Wenige Tage vor den Demonstrationen rund um den 1. Mai haben am Samstag in Berlin Tausende Menschen einen Aufmarsch der rechtsextremen NPD verhindert. Da alle Ausweichrouten durch Anhänger des Bündnisses »Berlin Nazifrei« blockiert wurden, zogen sich die Rechten in einen Außenbezirk zurück.»Unser Blockadekonzept ist aufgegangen«, sagte Katharina Roth, Pressesprecherin von »Berlin Nazifrei« am Samstag nach Abschluß der Aktionen. Mehr als 6000 Antifaschistinnen und Antifaschisten hätten sich an den erfolgreichen Sperren beteiligt, so Roth. Dem Bündnis gehören unter anderen antifaschistische Gruppen sowie Berliner Landesverbände und Jugendorganisationen von Linkspartei, Grünen und ver.di an. »Berlin Nazifrei« organisiert auch für Donnerstag Gegenproteste: Die NPD hat für den 1. Mai eine Kundgebung vor einer neuen Flüchtlingsunterkunft im südlichen Neukölln angekündigt.

Am vergangenen Samstag wollten die Neonazis ursprünglich »für ein sauberes, ordentlich deutsches Kreuzberg« und »gegen Multikulti« einen »Stadtspaziergang« veranstalten, wie die NPD Ende März auf ihrer Internetseite schrieb. Dieser solle »die zur Zeit bekanntesten Brennpunkte« der Stadt aufsuchen: die Gerhart-Hauptmann-Schule, den Oranienplatz, den Görlitzer Park und das Kottbusser Tor. Alles Orte, die die Neonazis mit »Überfremdung, Kriminalität und Verslumung« verbinden. Der Bezirk Kreuzberg, in dem diese vermeintlichen »Brennpunkte« liegen, sei seit rund drei Jahrzehnten »ein multikulturelles Ärgernis«.

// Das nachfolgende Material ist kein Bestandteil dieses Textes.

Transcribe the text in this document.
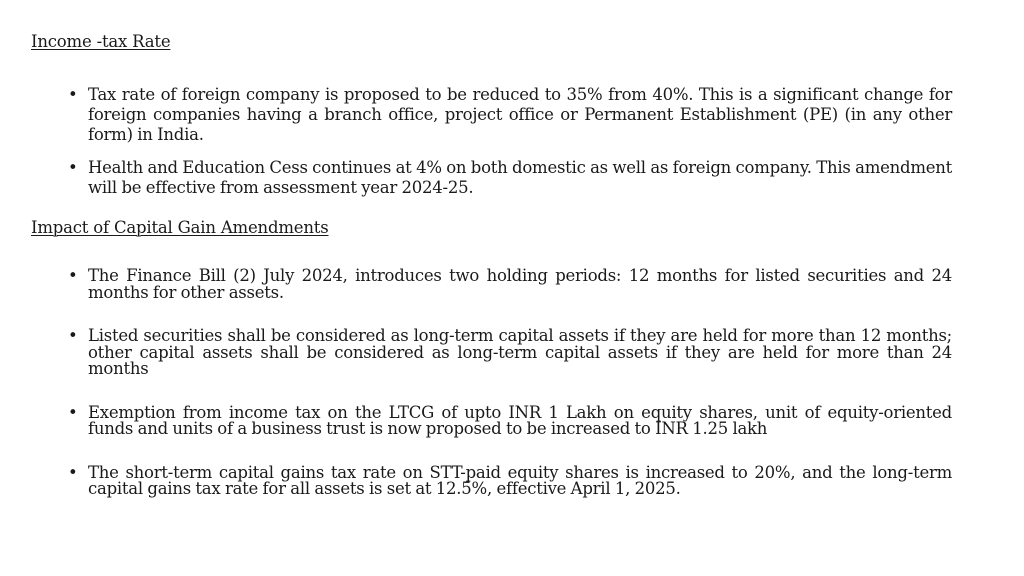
Income -tax Rate
• Tax rate of foreign company is proposed to be reduced to 35% from 40%. This is a significant change for foreign companies having a branch office, project office or Permanent Establishment (PE) (in any other form) in India.
• Health and Education Cess continues at 4% on both domestic as well as foreign company. This amendment will be effective from assessment year 2024-25.
Impact of Capital Gain Amendments
• The Finance Bill (2) July 2024, introduces two holding periods: 12 months for listed securities and 24 months for other assets.
• Listed securities shall be considered as long-term capital assets if they are held for more than 12 months; other capital assets shall be considered as long-term capital assets if they are held for more than 24 months
• Exemption from income tax on the LTCG of upto INR 1 Lakh on equity shares, unit of equity-oriented funds and units of a business trust is now proposed to be increased to INR 1.25 lakh
• The short-term capital gains tax rate on STT-paid equity shares is increased to 20%, and the long-term capital gains tax rate for all assets is set at 12.5%, effective April 1, 2025.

Doch so weit kamen die Rechtsextremen gar nicht: Die Polizei hatte, nachdem ihr eine »Geheimhaltungstaktik« vorgeworfen worden war, am Donnerstag die Demoroute bekanntgegeben – sie verlief nur durch das nördliche Kreuzberg und weiter nach Mitte. Und auch diese Ziele erreichte der NPD-Marsch nicht: Bereits beim Start wurden die weniger als hundert Neonazis von den Gegenprotesten aufgehalten.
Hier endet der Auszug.